Sunata works with many metal feedstocks and is the first additive manufacturing software platform to test the new Ferrium C64 (AMS 6509) metal powder from QuesTek Innovations. Ferrium C64 is a high-strength, high-surface hardness, and highly fracture-resistant carburizable steel that also has high-temperature resistance and hardenability. C64 steel is a performance upgrade from 9310, X53 (AMS 6308), EN36A, EN36B, EN36C, and 8620. It can achieve a surface hardness of 62-64 Rockwell C (HRC) via vacuum carburization.
ITAMCO is already manufacturing components with an EOS M 290 3D printer and Sunata, and the company is especially interested in the QuesTek metal power. One leading application for Ferrium C64 steel is for demanding Bell Helicopter and Sikorsky transmission gearboxes. Under an Army-funded Future Advanced Rotorcraft Drive System (FARDS) program, Bell and Sikorsky are evaluating and qualifying Ferrium C64 steel to displace Alloy X53 (AMS 6308). Benefits would include lighter-weight gear components, increased power density of the helicopter transmission, greater temperature resistance, and better pitting and corrosion resistance.
In addition, QuesTek is evaluating and demonstrating Ferrium C64 for the additive manufacturing of aerospace gears and fatigue-driven applications under an Army-funded SBIR Phase I program. Other possible applications for the metal powder include racing transmission gears, gears with integral bearing races, and integrally geared drive shafts where durability, compactness, weight savings, high-temperature resistance, and high-surface fatigue resistance are valued. Ferrium C64 steel can also offer increased performance and reliability of wind turbine transmission gearboxes, thus reducing maintenance costs and downtime and increasing reliability.
ITAMCO (http://itamco.com) provides open gearing and precision machining services to many heavy-duty industries, including aviation, energy, mining, off-highway vehicles, and marine. Because of this, ITAMCO believes that Sunata and Ferrium C64 could lead to continued advancement in the company’s additive manufacturing program.

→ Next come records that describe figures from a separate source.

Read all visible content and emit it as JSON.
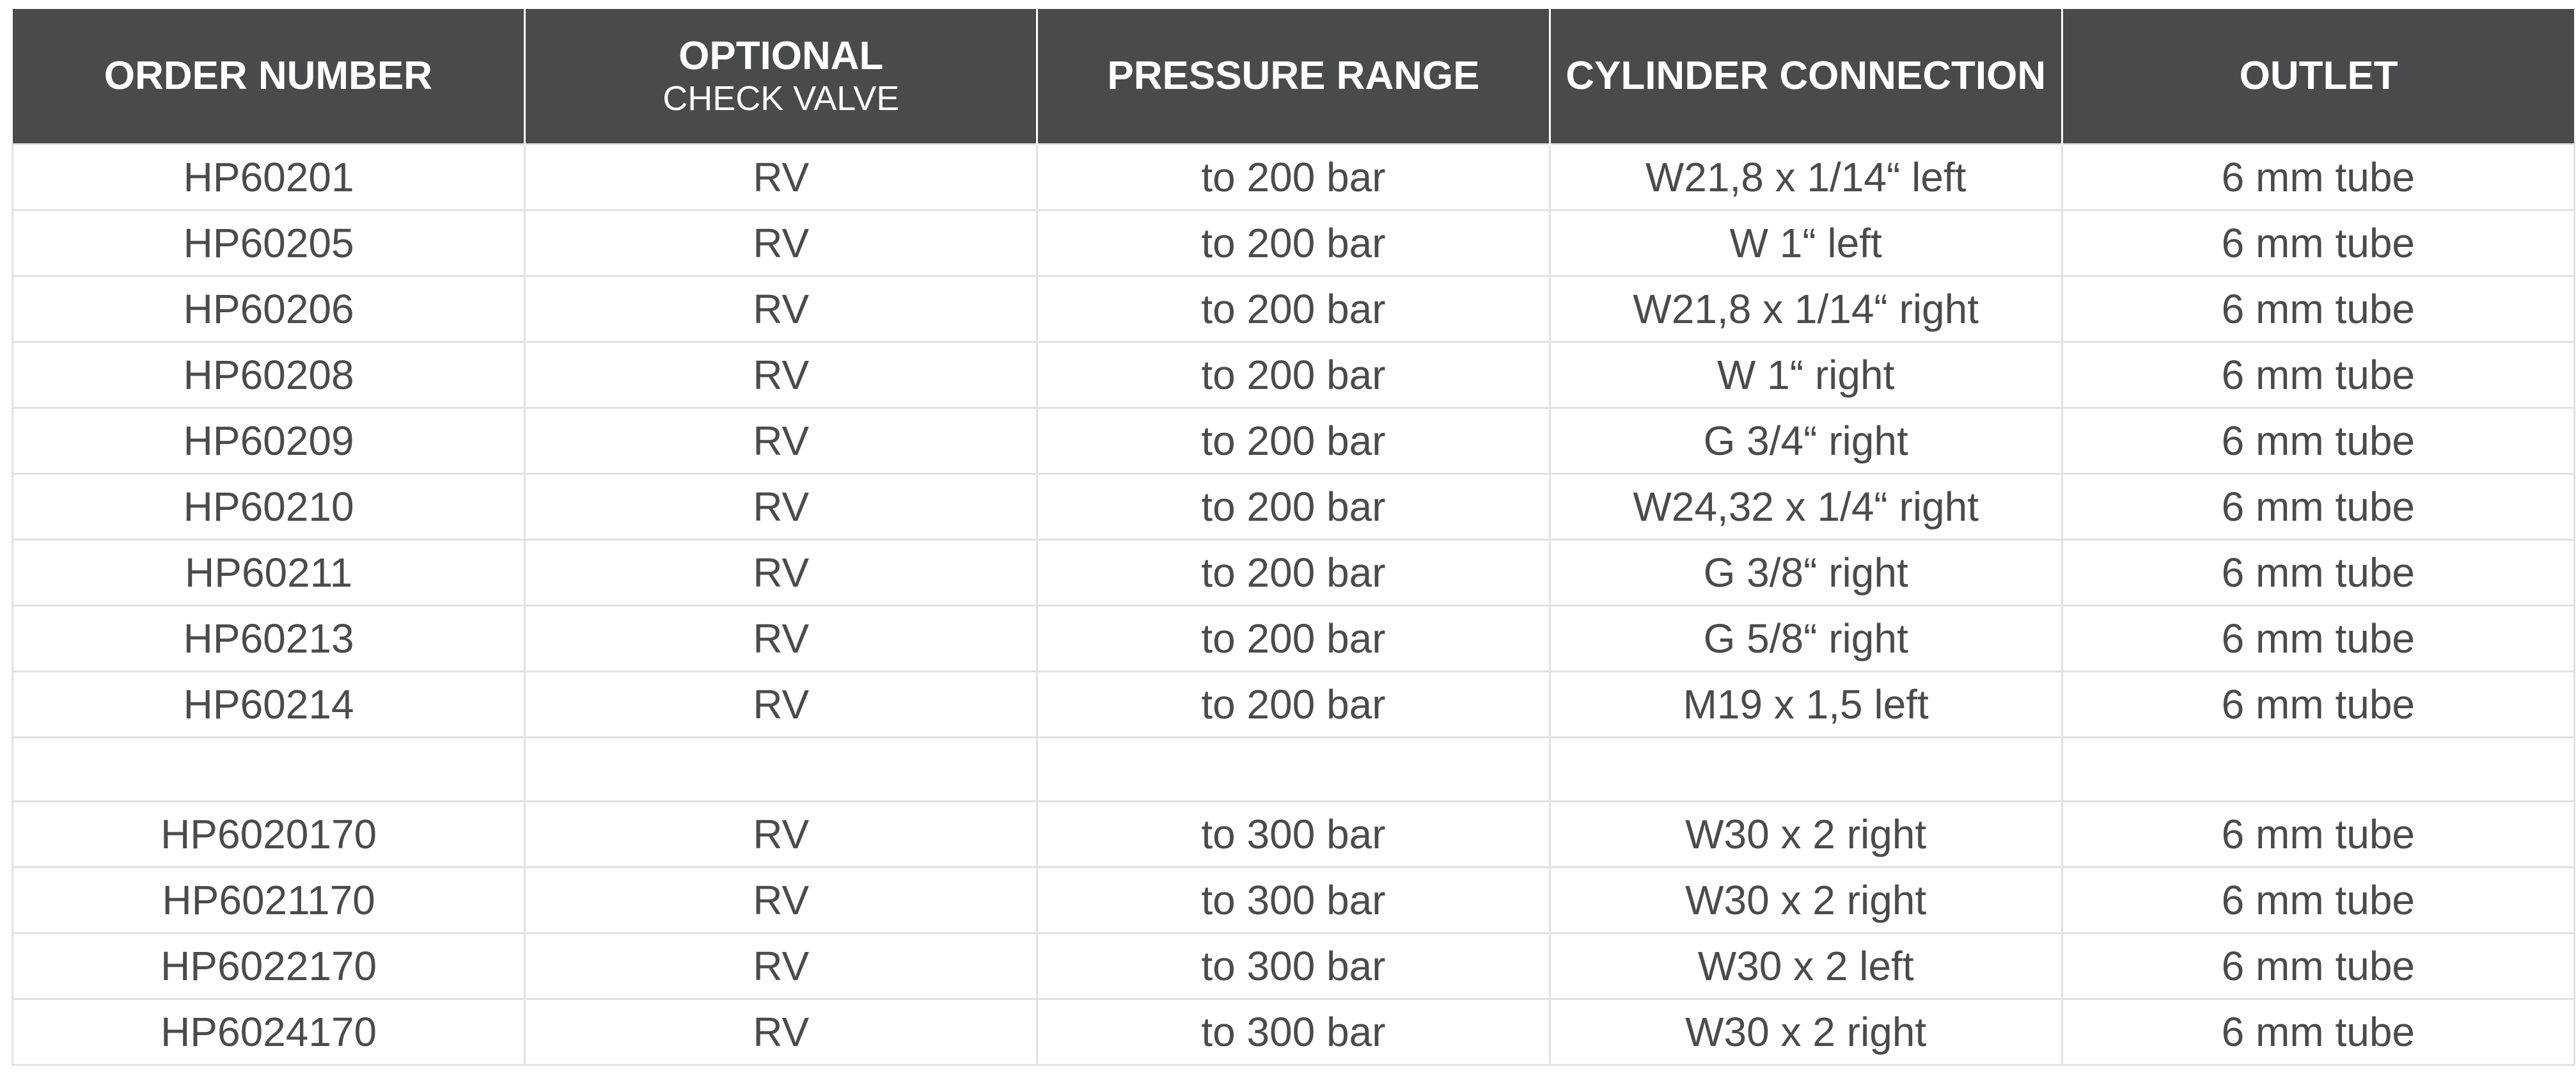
{
  "table": {
    "headers": {
      "order_number": "ORDER NUMBER",
      "optional_main": "OPTIONAL",
      "optional_sub": "CHECK VALVE",
      "pressure_range": "PRESSURE RANGE",
      "cylinder_connection": "CYLINDER CONNECTION",
      "outlet": "OUTLET"
    },
    "rows": [
      [
        "HP60201",
        "RV",
        "to 200 bar",
        "W21,8 x 1/14“ left",
        "6 mm tube"
      ],
      [
        "HP60205",
        "RV",
        "to 200 bar",
        "W 1“ left",
        "6 mm tube"
      ],
      [
        "HP60206",
        "RV",
        "to 200 bar",
        "W21,8 x 1/14“ right",
        "6 mm tube"
      ],
      [
        "HP60208",
        "RV",
        "to 200 bar",
        "W 1“ right",
        "6 mm tube"
      ],
      [
        "HP60209",
        "RV",
        "to 200 bar",
        "G 3/4“ right",
        "6 mm tube"
      ],
      [
        "HP60210",
        "RV",
        "to 200 bar",
        "W24,32 x 1/4“ right",
        "6 mm tube"
      ],
      [
        "HP60211",
        "RV",
        "to 200 bar",
        "G 3/8“ right",
        "6 mm tube"
      ],
      [
        "HP60213",
        "RV",
        "to 200 bar",
        "G 5/8“ right",
        "6 mm tube"
      ],
      [
        "HP60214",
        "RV",
        "to 200 bar",
        "M19 x 1,5 left",
        "6 mm tube"
      ],
      [
        "",
        "",
        "",
        "",
        ""
      ],
      [
        "HP6020170",
        "RV",
        "to 300 bar",
        "W30 x 2 right",
        "6 mm tube"
      ],
      [
        "HP6021170",
        "RV",
        "to 300 bar",
        "W30 x 2 right",
        "6 mm tube"
      ],
      [
        "HP6022170",
        "RV",
        "to 300 bar",
        "W30 x 2 left",
        "6 mm tube"
      ],
      [
        "HP6024170",
        "RV",
        "to 300 bar",
        "W30 x 2 right",
        "6 mm tube"
      ]
    ]
  },
  "colors": {
    "header_background": "#494a4c",
    "header_text": "#ffffff",
    "cell_text": "#4b4b4b",
    "grid_line": "#e2e2e2"
  }
}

“As metal additive printing continues to grow, so too does the need to add new printable powders,” said Chad Barden, CEO of Atlas 3D, in the press release. “The thermal characteristics of these new powders, however, present their own unique set of challenges. ITAMCO is one of many Atlas 3D customers to benefit from our forward-looking move to add this exciting new material to the list of available metals in Sunata. As with all of the other materials, our customers can successfully print their designs with the touch of a button, every time. Without question, Sunata brings certainty to the arduous, trial-and-error process associated with the introduction of a new powder.”

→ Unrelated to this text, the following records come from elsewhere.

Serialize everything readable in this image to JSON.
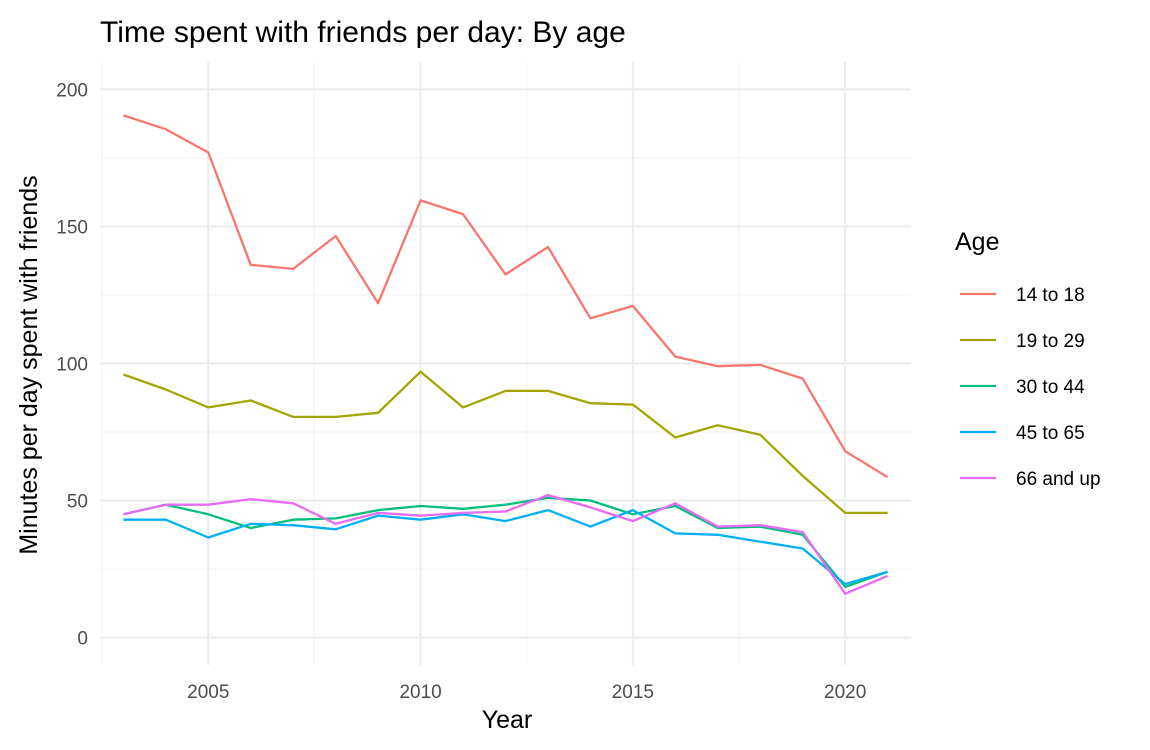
{
  "chart_data": {
    "type": "line",
    "title": "Time spent with friends per day: By age",
    "xlabel": "Year",
    "ylabel": "Minutes per day spent with friends",
    "xlim": [
      2002.45,
      2021.55
    ],
    "ylim": [
      -10,
      210
    ],
    "x_ticks": [
      2005,
      2010,
      2015,
      2020
    ],
    "x_minor_ticks": [
      2002.5,
      2007.5,
      2012.5,
      2017.5
    ],
    "y_ticks": [
      0,
      50,
      100,
      150,
      200
    ],
    "y_minor_ticks": [
      25,
      75,
      125,
      175
    ],
    "grid": true,
    "legend": {
      "title": "Age",
      "position": "right"
    },
    "x": [
      2003,
      2004,
      2005,
      2006,
      2007,
      2008,
      2009,
      2010,
      2011,
      2012,
      2013,
      2014,
      2015,
      2016,
      2017,
      2018,
      2019,
      2020,
      2021
    ],
    "series": [
      {
        "name": "14 to 18",
        "color": "#F8766D",
        "values": [
          190.5,
          185.5,
          177,
          136,
          134.5,
          146.5,
          122,
          159.5,
          154.5,
          132.5,
          142.5,
          116.5,
          121,
          102.5,
          99,
          99.5,
          94.5,
          68,
          58.5
        ]
      },
      {
        "name": "19 to 29",
        "color": "#A3A500",
        "values": [
          96,
          90.5,
          84,
          86.5,
          80.5,
          80.5,
          82,
          97,
          84,
          90,
          90,
          85.5,
          85,
          73,
          77.5,
          74,
          59,
          45.5,
          45.5
        ]
      },
      {
        "name": "30 to 44",
        "color": "#00BF7D",
        "values": [
          45,
          48.5,
          45,
          40,
          43,
          43.5,
          46.5,
          48,
          47,
          48.5,
          51,
          50,
          45,
          48,
          40,
          40.5,
          37.5,
          18.5,
          24
        ]
      },
      {
        "name": "45 to 65",
        "color": "#00B0F6",
        "values": [
          43,
          43,
          36.5,
          41.5,
          41,
          39.5,
          44.5,
          43,
          45,
          42.5,
          46.5,
          40.5,
          46.5,
          38,
          37.5,
          35,
          32.5,
          19.5,
          24
        ]
      },
      {
        "name": "66 and up",
        "color": "#E76BF3",
        "values": [
          45,
          48.5,
          48.5,
          50.5,
          49,
          41.5,
          45.5,
          44.5,
          45.5,
          46,
          52,
          47.5,
          42.5,
          49,
          40.5,
          41,
          38.5,
          16,
          22.5
        ]
      }
    ]
  }
}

“ITAMCO is a long-time manufacturer of high-quality gears and is an early adopter of Ferrium C64 steel powder for additive manufacturing applications,” said Jeff Grabowski, QuesTek’s manager of business development, in the release. “Atlas 3D’s incorporation of Ferrium C64 steel into the Sunata system will enable others interested in C64 to more efficiently begin building components with this high-performance steel.”